- Written by: Irvine Welsh
- Genre: in-yer-face theatre

Premiere
- Date: February 1998
- Place: West Yorkshire Playhouse, Leeds.

= You'll Have Had Your Hole =

Stageplay by Irvine Welsh

You’ll Have Had Your Hole is an in-yer-face stage play by Irvine Welsh. It is Welsh's first original play as his previous theatre pieces had been theatrical versions of his literary works, which had been adapted for the stage by other dramatists.

It premiered in February 1998 at the West Yorkshire Playhouse, Leeds before embarking on an international tour. The production was directed by Ian Brown who had previously directed Harry Gibson's successful stage adaptation of Welsh's novel Trainspotting.

==Title meaning==
The title, "You'll Have Had Your Hole", is a play on the expression "You'll have had your tea", a joke about Edinburgh's middle class supposed attitudes, implying a tightness in a host's attitude towards a guest. It means, "You're getting nothing for free here". The phrase 'get your hole' is slang for having sex.

==Reception==
The first production of You’ll Have Had Your Hole in February 1998 by the West Yorkshire Playhouse was met with largely negative reviews.

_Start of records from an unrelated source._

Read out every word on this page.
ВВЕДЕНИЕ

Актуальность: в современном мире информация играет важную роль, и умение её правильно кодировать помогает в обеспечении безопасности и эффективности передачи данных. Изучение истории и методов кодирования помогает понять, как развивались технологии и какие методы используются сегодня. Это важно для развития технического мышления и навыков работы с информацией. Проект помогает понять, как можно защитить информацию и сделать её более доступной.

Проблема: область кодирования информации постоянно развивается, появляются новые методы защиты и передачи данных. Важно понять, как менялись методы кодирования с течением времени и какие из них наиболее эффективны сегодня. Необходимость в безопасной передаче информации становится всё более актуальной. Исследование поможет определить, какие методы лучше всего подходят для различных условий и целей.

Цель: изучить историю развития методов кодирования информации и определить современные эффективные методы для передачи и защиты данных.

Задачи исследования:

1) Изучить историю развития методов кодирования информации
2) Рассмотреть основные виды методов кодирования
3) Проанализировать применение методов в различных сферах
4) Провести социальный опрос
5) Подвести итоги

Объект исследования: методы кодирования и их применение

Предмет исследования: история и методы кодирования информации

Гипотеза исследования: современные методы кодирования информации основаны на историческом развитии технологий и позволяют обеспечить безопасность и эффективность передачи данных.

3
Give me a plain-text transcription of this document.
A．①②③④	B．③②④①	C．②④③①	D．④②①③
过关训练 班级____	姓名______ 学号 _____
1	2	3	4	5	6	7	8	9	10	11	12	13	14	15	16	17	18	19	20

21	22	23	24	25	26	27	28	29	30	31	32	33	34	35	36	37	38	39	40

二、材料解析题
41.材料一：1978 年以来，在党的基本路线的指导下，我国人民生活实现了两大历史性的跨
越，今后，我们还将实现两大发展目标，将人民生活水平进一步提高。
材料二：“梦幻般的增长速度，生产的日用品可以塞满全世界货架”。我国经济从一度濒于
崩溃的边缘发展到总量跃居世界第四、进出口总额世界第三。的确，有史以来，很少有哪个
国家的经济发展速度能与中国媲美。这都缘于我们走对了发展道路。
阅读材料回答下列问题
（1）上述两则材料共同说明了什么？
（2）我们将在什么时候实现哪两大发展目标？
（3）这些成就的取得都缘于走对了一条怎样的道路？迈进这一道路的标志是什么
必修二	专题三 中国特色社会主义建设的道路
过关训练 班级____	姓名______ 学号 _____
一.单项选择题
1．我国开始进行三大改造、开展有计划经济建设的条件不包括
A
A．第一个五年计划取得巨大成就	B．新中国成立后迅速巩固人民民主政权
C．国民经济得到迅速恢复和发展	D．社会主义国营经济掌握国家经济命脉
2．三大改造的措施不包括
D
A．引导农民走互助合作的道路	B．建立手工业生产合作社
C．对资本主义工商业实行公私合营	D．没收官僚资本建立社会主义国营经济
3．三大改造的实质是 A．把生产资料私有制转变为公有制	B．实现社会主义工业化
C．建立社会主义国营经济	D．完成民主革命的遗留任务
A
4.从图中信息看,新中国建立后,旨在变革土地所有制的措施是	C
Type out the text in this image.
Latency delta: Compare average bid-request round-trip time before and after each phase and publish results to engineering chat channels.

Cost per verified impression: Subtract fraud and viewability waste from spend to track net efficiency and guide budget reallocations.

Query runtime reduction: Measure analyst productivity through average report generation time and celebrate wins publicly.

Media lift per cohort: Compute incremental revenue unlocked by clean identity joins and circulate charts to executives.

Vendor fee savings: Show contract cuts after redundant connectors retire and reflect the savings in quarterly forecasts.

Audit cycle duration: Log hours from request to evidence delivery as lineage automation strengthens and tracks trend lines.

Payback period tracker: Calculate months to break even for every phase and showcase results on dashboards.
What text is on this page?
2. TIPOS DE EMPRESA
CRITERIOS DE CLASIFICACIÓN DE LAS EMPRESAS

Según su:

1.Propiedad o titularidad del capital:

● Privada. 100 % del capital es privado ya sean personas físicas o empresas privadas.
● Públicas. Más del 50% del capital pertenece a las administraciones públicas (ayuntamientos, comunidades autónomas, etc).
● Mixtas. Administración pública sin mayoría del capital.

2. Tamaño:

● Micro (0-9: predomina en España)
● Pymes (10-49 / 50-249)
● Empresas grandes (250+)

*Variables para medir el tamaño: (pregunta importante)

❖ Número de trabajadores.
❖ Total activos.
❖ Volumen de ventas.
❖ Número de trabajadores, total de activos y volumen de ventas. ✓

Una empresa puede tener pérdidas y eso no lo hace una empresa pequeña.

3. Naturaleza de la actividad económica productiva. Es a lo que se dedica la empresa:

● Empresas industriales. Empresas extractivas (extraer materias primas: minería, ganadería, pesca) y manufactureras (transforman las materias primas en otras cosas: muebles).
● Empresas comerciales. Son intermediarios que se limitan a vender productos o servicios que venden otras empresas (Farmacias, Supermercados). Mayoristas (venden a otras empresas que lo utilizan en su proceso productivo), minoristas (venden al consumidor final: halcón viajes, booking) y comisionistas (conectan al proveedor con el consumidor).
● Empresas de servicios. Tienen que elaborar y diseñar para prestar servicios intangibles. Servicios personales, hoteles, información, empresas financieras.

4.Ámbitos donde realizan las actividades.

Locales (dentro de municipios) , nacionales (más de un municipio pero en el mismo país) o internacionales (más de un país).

Robert Butler wrote in The Independent, “the Trainspotting author goes so far out his way to taunt us that one recoils from recoiling. He wants us to have a bad time”. Charles Spencer began in the Daily Telegraph, “The competition is undoubtedly strong but this is, I believe, the most obnoxious and contemptible play I have ever sat through”. Robert Gore-Langton in Express on Sunday concludes his review with, “I don’t know what Welsh’s message to us is, but mine to him is this: see a shrink or change your prescription”. Much of the critical antipathy centered on the character of Laney, whom many critics called misogynistic, and Welsh's use of elements of the romance formula alongside graphic violence. Welsh said he was not concerned about the negative reviews as he was "working on the premise that condemnation from the out-of-touch is as valid an endorsement as praise from the hip".